Askhat - stock.adobe.com
The cybersecurity reckoning of recent months has compelled channel partners to consider their own shortcomings, adjust their offerings and question long-held assumptions regarding risk assessment and response.
A series of high-profile attacks, including hits on meat processor JBS USA, Colonial Pipeline and IT infrastructure software firm Kaseya, have rattled customers and their service providers. The JBS event resulted in a $11 million ransom payment, while the Colonial Pipeline attack caused a fuel shortage. The Kaseya ransomware incident affected dozens of MSPs and more than 1,000 downstream customers.
"The last 60 to 100 days have given MSPs whiplash from all of the different things that have gone down," said Ian Thornton-Trump, CISO at Cyjax Ltd., a threat intelligence company based in London. Thornton-Trump participated in a cybersecurity panel discussion at CompTIA's online ChannelCon 2021 event, which ran Aug. 2-4.
"We have that perfect storm of predatory behavior from cybercriminal groups that took the opportunity during the pandemic to really up their game substantially," Thornton-Trump said. "We've been hit by an endless series of zero days that were quickly weaponized by bad guys."
The situation calls for a fundamental rethinking of cybersecurity.
"The old paradigm of, 'We're going to look after our customers; we're going to patch them once a month,' is really falling apart with the sudden emergence of these major attack surfaces like Pulse VPN and Microsoft Exchange zero-day vulnerabilities," Thornton-Trump noted.

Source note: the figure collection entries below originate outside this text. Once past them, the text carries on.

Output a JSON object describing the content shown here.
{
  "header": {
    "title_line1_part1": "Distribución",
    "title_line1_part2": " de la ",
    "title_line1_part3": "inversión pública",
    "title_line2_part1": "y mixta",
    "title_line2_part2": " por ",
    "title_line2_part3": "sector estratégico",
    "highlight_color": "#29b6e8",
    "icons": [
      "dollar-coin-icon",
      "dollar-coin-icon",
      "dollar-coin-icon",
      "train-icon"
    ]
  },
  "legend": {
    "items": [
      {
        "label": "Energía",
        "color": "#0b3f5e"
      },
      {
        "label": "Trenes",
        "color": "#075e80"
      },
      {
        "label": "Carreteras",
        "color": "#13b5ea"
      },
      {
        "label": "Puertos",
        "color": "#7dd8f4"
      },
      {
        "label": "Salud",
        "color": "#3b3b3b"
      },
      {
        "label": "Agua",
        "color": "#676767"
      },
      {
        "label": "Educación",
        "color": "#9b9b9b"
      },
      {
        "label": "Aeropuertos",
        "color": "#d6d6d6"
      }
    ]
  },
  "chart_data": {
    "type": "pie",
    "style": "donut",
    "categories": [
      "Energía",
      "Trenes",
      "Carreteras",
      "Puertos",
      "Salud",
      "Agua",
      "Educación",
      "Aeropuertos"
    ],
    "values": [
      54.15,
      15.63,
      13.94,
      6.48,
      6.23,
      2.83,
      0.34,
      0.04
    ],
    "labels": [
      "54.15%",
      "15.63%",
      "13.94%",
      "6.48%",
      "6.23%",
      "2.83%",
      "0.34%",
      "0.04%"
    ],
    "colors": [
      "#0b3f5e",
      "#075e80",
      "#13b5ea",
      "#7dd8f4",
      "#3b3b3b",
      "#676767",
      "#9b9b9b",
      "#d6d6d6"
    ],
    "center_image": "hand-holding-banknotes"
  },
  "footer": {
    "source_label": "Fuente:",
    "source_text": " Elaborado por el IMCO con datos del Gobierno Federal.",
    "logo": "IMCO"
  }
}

"There's a ton of stuff changing right now," said Robert Boles, founder and president of Blokworx, a Reno, Nev., managed security services provider that works exclusively with channel partners.
Boles, who also participated in the ChannelCon panel discussion, cited industry legislation in states such as Louisiana and the White House's May 2021 cybersecurity executive order as signs of change. "The writing is on the wall that our peers are going to need to get in line ASAP," he said. "It doesn't matter if you're a vendor or where you live in the food chain. We're all going to be accountable."
Channel partners must shore up their in-house cybersecurity approaches as an important first step toward accountability.
"The biggest suggestion I would have, and this comes from our experience working with MSPs, is eat your own dog food," Boles said.
Service providers demonstrate an inability to protect customers when they ask clients to take security measures that they don't also follow. "You're not defending the client by giving them accurate and effective information," Boles said.
Ian Thornton-TrumpCISO, Cyjax
Corey Kirkendoll, president and CEO at 5K Technical Services, an MSP based in Plano, Texas, recommended partners get their houses in order. As an extra incentive, he pointed to a Texas breach notification law that requires the state attorney general to post sizeable breaches on a "wall of shame." That law goes into effect Sept. 1, 2021.
In-house check-ups should be coupled with customer assessments.
"As an MSP yourself, have you looked at your cybersecurity policy to make sure that you're covered, as well as looking at your customers to ensure that they have the right coverage?" Kirkendoll asked ChannelCon attendees.
Steve Rutkovitz, CEO at Choice CyberSecurity, an Owings Mills, Md., company that provides compliance and security services to businesses and MSPs, suggested changes to an MSP's security approach could flow from customer risk assessments. Assessments provide the baseline for creating a cyber resiliency plan, he said.
"Once you implement a resiliency plan ... you have to look at your tool set, your stack," Rutkovitz said. "You may have to add or delete some things that make your stack more right-sized for the kind of security problems clients are having now."
That could mean adding training or artificial intelligence for detecting ransomware, he noted.
Frameworks, metrics and more
Rutkovitz also recommended partners employ a cybersecurity framework. Customers know they need Cybersecurity Maturity Model Certification in the defense sector and HIPAA in healthcare, but the choice may be less obvious for companies in other markets that lack a national compliance regimen, he said.
"It's up to you, the MSP, to start recommending your clients have a NIST CSF [Cybersecurity Framework] or ISO 27001," Rutkovitz said. "I feel that every company out there should now be on a structured framework."
Security service providers should also challenge their established measurements of cyber risk.
"One of the metrics we used to talk about was the cost-per-record of a data breach," Thornton-Trump said. "But now we're dealing with an existential ransomware threat to businesses. The old metric that we had to measure how bad it was? It's [now] so bad, that metric doesn't even work for us anymore."
Finally, channel companies must acknowledge when they are out of their cyber depth. Partnering with another company can compensate for a deficit.
"If you don't know, find a resource," Boles said. "Don't try to wing it, because the stakes ... are out the roof now."